India’s Mahindra buys Reva stake as GM exits

Leading Indian utility vehicle maker Mahindra & Mahindra Ltd. has agreed to buy a majority stake in Reva Electric Car Co. Ltd., the companies said Wednesday, as General Motors exits its partnership with the pioneering electric car company.

Mahindra’s global ambitions are growing and the deal gives it entry into the worldwide market for electric vehicles, which has attracted players including Nissan, Toyota, Ford and General Motors.

“Our association with Reva will only help us further expand our green footprint both in India and overseas,” Mahindra & Mahindra managing director Anand Mahindra said in a statement.

Under the deal, signed Wednesday, Mahindra will acquire 55.2 percent of the company, to be renamed Mahindra Reva Electric Vehicle Co.

The full financial terms were not disclosed, but Mahindra will buy part of the founder’s stake and invest an additional 450 million rupees ($9.5 million).

General Motors premiered an electric version of the Chevrolet Spark, a mini-car made just for India, powered by Reva technology at the January auto show in New Delhi. It was the product of more than a year of collaboration between the two companies.
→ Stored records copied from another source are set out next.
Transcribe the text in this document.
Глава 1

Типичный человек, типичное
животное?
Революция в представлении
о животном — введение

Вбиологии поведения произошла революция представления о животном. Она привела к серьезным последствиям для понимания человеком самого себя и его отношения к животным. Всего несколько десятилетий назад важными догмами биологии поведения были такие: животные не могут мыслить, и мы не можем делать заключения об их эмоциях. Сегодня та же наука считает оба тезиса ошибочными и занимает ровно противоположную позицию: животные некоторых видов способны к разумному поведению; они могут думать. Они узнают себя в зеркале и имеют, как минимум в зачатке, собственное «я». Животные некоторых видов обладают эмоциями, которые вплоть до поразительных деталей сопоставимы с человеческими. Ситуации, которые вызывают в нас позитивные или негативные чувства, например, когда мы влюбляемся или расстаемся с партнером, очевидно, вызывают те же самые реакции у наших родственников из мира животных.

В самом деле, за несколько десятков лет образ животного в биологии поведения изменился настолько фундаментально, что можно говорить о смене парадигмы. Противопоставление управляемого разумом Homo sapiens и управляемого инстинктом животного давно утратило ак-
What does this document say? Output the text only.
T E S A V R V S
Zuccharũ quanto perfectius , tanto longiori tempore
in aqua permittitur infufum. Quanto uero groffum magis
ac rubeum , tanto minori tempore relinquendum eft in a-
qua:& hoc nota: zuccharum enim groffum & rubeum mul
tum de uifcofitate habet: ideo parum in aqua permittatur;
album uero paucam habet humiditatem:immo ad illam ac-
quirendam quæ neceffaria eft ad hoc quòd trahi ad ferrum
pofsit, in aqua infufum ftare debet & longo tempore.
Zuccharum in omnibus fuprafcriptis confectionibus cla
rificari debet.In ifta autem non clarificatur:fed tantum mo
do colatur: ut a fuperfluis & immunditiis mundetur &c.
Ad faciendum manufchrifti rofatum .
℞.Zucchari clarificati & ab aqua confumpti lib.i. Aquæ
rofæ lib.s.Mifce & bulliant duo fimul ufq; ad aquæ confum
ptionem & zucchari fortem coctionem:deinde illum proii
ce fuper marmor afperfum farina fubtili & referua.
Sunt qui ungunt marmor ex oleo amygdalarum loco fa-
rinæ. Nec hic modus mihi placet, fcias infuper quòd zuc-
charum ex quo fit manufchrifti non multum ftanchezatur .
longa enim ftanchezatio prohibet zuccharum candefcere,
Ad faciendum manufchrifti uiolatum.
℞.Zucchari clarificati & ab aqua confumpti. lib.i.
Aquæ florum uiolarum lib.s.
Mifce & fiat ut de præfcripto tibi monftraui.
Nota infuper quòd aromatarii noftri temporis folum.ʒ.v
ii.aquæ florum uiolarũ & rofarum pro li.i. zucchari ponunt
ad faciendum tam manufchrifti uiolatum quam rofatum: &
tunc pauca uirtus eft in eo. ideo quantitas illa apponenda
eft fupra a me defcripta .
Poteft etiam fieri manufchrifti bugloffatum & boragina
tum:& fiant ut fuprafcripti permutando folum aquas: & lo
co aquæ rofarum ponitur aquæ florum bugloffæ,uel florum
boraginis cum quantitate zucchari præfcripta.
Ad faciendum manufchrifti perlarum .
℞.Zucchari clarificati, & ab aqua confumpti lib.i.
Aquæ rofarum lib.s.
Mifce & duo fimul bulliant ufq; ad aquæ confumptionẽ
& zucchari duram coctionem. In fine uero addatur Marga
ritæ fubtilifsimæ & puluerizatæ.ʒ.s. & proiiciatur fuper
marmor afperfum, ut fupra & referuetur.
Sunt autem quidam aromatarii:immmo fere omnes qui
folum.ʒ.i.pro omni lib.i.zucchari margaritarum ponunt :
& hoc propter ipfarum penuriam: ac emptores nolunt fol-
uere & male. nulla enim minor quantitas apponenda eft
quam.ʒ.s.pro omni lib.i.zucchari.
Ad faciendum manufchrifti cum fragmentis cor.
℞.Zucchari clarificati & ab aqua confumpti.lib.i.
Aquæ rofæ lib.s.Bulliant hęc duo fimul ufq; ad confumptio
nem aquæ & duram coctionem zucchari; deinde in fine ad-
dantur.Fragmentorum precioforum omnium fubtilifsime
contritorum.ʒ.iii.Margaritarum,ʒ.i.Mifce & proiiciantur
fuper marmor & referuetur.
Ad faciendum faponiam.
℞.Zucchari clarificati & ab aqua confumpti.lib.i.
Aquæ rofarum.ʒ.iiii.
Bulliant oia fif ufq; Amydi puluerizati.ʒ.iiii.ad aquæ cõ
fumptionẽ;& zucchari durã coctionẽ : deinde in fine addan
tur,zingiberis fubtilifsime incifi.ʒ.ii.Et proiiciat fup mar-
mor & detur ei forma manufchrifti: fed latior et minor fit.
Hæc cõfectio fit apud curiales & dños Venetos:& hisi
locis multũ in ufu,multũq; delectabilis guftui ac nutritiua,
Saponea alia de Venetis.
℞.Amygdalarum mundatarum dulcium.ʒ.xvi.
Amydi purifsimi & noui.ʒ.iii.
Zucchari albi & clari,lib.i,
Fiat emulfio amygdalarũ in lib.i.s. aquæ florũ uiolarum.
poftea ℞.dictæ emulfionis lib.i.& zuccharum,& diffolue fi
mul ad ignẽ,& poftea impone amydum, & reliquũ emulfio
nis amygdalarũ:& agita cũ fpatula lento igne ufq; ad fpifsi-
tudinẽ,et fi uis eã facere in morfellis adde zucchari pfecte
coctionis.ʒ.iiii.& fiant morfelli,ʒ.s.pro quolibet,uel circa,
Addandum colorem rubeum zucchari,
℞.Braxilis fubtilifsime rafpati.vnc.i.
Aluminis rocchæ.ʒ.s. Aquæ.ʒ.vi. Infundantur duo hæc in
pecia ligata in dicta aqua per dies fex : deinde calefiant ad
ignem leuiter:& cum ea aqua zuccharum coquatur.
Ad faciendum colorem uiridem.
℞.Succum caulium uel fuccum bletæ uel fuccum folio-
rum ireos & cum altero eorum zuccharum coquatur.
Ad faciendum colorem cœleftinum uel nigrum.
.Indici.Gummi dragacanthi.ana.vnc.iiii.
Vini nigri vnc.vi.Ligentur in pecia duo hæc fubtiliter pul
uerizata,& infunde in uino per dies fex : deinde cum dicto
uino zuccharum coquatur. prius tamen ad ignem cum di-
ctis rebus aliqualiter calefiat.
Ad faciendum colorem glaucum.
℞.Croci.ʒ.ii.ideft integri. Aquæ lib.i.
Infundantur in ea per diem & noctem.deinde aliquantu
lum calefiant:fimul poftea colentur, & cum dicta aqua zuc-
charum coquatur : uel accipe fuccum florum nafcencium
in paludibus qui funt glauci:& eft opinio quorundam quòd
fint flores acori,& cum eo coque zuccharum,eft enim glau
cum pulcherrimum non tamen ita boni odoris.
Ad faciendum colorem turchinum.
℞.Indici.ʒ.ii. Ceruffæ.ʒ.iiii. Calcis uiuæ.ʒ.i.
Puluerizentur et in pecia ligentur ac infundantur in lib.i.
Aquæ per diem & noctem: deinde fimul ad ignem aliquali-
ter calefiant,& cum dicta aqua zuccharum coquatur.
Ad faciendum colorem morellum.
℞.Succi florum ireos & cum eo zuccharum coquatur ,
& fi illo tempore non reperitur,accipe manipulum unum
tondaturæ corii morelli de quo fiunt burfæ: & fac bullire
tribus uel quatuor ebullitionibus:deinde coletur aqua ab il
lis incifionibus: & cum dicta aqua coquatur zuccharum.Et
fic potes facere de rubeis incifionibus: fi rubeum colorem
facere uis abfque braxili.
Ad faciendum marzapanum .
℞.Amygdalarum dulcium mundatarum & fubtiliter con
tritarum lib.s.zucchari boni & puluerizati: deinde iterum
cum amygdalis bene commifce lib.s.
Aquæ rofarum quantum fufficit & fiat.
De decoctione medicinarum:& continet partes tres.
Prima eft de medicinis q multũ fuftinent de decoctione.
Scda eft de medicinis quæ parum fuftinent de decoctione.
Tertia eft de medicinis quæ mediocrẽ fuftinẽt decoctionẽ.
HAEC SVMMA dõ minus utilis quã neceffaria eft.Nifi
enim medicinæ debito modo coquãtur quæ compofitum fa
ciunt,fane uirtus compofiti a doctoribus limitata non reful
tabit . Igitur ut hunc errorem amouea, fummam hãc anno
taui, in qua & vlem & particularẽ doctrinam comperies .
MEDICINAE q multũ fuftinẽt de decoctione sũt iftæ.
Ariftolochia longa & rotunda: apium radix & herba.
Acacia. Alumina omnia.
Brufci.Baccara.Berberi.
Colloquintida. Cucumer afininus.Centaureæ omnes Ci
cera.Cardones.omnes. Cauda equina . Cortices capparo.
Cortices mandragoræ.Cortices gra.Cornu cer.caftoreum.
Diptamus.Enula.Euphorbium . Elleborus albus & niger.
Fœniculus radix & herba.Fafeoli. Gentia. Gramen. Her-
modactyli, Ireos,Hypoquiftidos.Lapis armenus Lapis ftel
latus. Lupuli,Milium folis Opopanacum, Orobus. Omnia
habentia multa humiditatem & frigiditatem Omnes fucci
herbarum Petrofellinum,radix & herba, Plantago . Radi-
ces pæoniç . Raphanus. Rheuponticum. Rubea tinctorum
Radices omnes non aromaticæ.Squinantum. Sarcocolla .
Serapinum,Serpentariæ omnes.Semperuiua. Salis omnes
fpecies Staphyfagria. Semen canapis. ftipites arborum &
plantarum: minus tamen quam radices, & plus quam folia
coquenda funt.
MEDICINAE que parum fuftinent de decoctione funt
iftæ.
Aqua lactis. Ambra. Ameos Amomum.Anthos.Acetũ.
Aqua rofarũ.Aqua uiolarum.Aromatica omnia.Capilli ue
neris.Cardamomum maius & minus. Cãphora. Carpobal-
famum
That car now won’t be produced, and GM won’t be able to launch an electric car in India by year’s end as it had planned, said Karl Slym, president of General Motors India.

GM decided to scale back its collaboration with Reva earlier this year to make just a test fleet of vehicles, rather than cars for sale, to allow more time for testing, he said.

“Now we’ve stopped the test fleet as well,” Slym said by phone. “We were doing it purely as something to learn. Now there’s no real benefit to that. We may as well stay with the GM solutions.”

GM plans to launch the Volt, an extended-range electric vehicle, in North America later this year.

Deepesh Rathore, an auto analyst at IHS Global Insight in New Delhi, said that although Reva does not have the most up-to-date technology, the purchase gives Mahindra a low-cost platform to build on.

“Instead of starting from zero, they are starting from one,” he said.

He said Reva’s technology is a decade old and never took off in electricity-starved India.

“They don’t bring any cutting-edge technology,” he said. “They’re not in the league of Nissan’s Leaf or Chevrolet’s Volt.”

Reva launched its first electric vehicle in 2001 in the southern Indian technology hub of Bangalore. It is a joint venture between Bangalore’s Maini Group and California’s AEV LLC.

Reva founder Chetan Maini will stay on as chief of technology and strategy.

In the last decade, Reva has put over 3,500 vehicles on the road, many of them in London, where they are sold under the G-Wiz brand.

Mahindra plans to launch the first made-in-India vehicle in the United States in December. The compact truck will be sold through a network of 250 dedicated dealers.